Das GMF-Projekt beobachtet seit 2002 und mit besonderem Schwerpunkt in 2004 systematisch den Antisemitismus in einer jährlichen, repräsentativen Umfrage der deutschen Bevölkerung. Der Antisemitismus wird definiert als Element eines Syndroms der Gruppenbezogenen Menschenfeindlichkeit, das auch Vorurteile gegenüber anderen Gruppen beinhaltet. Bestimmt werden diese durch den Kern einer Ideologie der Ungleichwertigkeit. Die Daten bestätigen die Annahme, dass Personen, die antisemitischen Aussagen zustimmen, auch mit einer größeren Wahrscheinlichkeit dazu neigen, Zuwanderer, Muslime, Frauen, homosexuelle, behinderte und obdachlose Menschen abzuwerten.

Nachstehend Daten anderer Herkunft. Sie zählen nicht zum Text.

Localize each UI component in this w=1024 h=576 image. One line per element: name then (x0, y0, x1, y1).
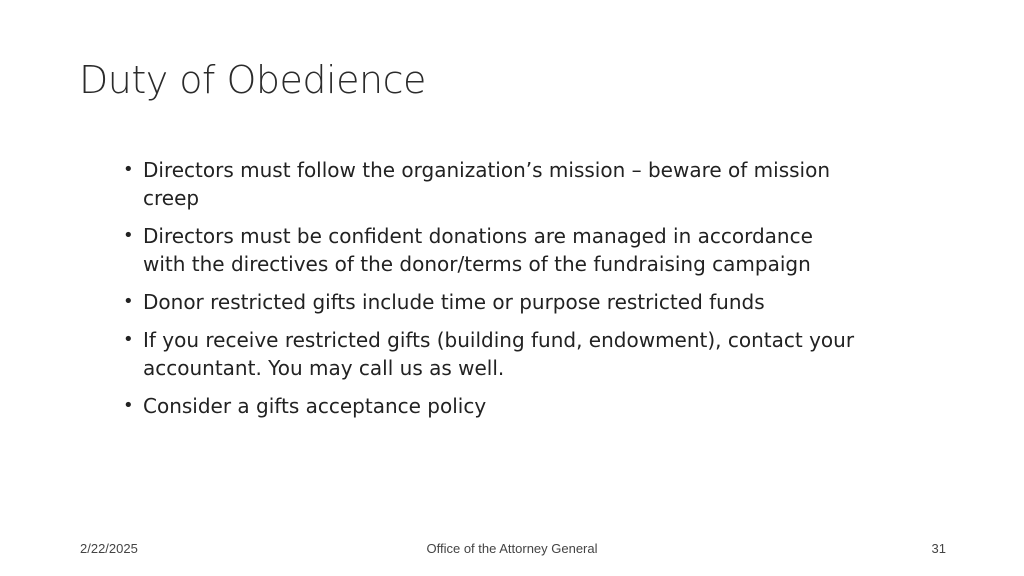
bullet-dot-icon: • (123, 291, 134, 312)
bullet-dot-icon: • (123, 395, 134, 416)
footer-page-number: 31 (931, 541, 946, 556)
bullet-text: If you receive restricted gifts (building fund, endowment), contact your accountant. You may call us as well. (143, 328, 855, 380)
footer-date: 2/22/2025 (80, 541, 138, 556)
bullet-dot-icon: • (123, 225, 134, 246)
bullet-item (120, 288, 860, 316)
slide-title: Duty of Obedience (79, 58, 426, 102)
bullet-dot-icon: • (123, 329, 134, 350)
bullet-list (120, 156, 860, 430)
bullet-text: Directors must be confident donations are managed in accordance with the directives of the donor/terms of the fundraising campaign (143, 224, 813, 276)
footer-office-name: Office of the Attorney General (426, 541, 598, 556)
bullet-dot-icon: • (123, 159, 134, 180)
bullet-item (120, 392, 860, 420)
bullet-text: Directors must follow the organization’s mission – beware of mission creep (143, 158, 831, 210)
bullet-item (120, 156, 860, 212)
bullet-item (120, 222, 860, 278)
bullet-text: Donor restricted gifts include time or purpose restricted funds (143, 290, 765, 314)
bullet-text: Consider a gifts acceptance policy (143, 394, 487, 418)
bullet-item (120, 326, 860, 382)
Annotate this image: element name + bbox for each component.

Befürchtungen, der Antisemitismus sei in den letzten Jahren signifikant angestiegen, bestätigen sich nicht, verfolgt man die Mentalität in der breiten Bevölkerung. Das Ausmaß des klassischen Antisemitismus in Deutschland ist in den vergangenen Jahren weitgehend stabil geblieben. So vermuteten bereit in 2002 22% der Befragten einen zu großen Einfluss von Juden und 17% machten ihnen den Vorwurf der Mitschuld an ihrer Verfolgung.